4. Wiring Everything Together (for LEDs > 3.3V)
Here's how to connect all the components:
4.1. Power Connections
- 5V DC Power Supply (+) → ESP8266 VIN
- 5V DC Power Supply (-) → ESP8266 G
4.2. Communication Connections
25% LED (+) → R1 → D2
╵→ R2 → GND
50% LED (+) → R1 → D1
╵→ R2 → GND
75% LED (+) → R1 → D6
╵→ R2 → GND
100% LED (+) → R1 → D5
╵→ R2 → GND
LED (-) → GND
4.3. Calculate R1 and R2 (Voltage Divider)
To safely step down a voltage for ESP8266 GPIO using a voltage divider. The formula relates the input voltage, desired output voltage, and resistor values:
Vout = Vin * (R2 / (R1 + R2))
- Vin - input voltage
- Vout - output voltage
- R1 - Resistor 1
- R2 - Resistor 2
Example -
- Vin = 5V (water monitor LED voltage)
- Vout <= 3.3V (required safe voltage for ESP8266)
- R2 = 10kΩ (a standard value for R2 e.g. 4.7kΩ or 10kΩ for low current draw)

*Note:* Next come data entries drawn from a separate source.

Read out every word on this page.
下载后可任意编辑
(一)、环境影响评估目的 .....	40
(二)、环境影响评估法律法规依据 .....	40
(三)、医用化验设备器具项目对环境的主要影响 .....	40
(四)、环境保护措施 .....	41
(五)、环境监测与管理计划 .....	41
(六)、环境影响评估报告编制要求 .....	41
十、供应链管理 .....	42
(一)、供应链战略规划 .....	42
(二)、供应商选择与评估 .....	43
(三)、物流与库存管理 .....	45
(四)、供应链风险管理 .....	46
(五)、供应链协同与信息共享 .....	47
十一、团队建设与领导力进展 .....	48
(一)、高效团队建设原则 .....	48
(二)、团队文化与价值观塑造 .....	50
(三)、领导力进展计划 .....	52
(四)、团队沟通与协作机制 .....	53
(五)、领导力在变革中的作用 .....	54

R1 = R2 * ((Vin/Vout) - 1)
R1 = 10k * ((5V/3.3V) - 1) = 10k * (1.515 - 1) = 10k * 0.515 = 5.15kΩ
5. ESPHome Configuration
5.1. Update Configuration
- Setup ESP8266 for first use via USB using web.esphome.io
- Create a new device in HomeAssistant ESPHome, and append the following configuration:
# Binary sensors for direct light signal detection
binary_sensor:
- platform: gpio
pin:
number: GPIO4 # D2
mode: INPUT
name: "Level 25%"
id: level_25
- platform: gpio
pin:
number: GPIO5 # D1
mode: INPUT
name: "Level 50%"
id: level_50
- platform: gpio
pin:
number: GPIO12 # D6
mode: INPUT
name: "Level 75%"
id: level_75
- platform: gpio
pin:
number: GPIO14 # D5
mode: INPUT
name: "Level 100%"
id: level_100
sensor:
- platform: template
name: "Level"
id: level
unit_of_measurement: "%"
accuracy_decimals: 0
lambda: |-
if (id(level_100).state) {
return 100;
} else if (id(level_75).state) {
return 75;
} else if (id(level_50).state) {
return 50;
} else if (id(level_25).state) {
return 25;
} else {
return 0; // No lights on = empty or below 25%
}
update_interval: 2s
text_sensor:
- platform: uptime
name: Uptime
id: uptime_days
format:
separator: " "
days: "D"
5.2. Flash and Test
- Validate the above config changes, fix any errors.
- Install the updated config wirelessly. If you're unable to install it wirelessly, then select last option manual download and try installing it manually using web.esphome.io.
- Visit the ESP8266 IP assigned by your router (you can find this in your router's DHCP client list or in the ESPHome logs). You should be able to see something like this:
6. Add Device to Home Assistant
After successfully flashing your ESP8266 and confirming it's working through the web interface, you need to add it to Home Assistant to see all your water meter sensors.
6.1. Add Device
- Go to Settings
- Select "Devices & Services"
- Click the "+ ADD INTEGRATION" button
- Search for and select "ESPHome"
- Enter device details:
- Host: Enter the IP address of your ESP8266
- Port: Leave as 6053 (default)
- Click "Submit"
6.2. Verify Integration
After successful integration, you should see the device listed like this.
You can open the device details to view its entities and their values.
Now, you can create beautiful dashboards in Home Assistant to track your water tank level, set up automations based on levels.The system is very reliable once properly configured and can run for months without issues.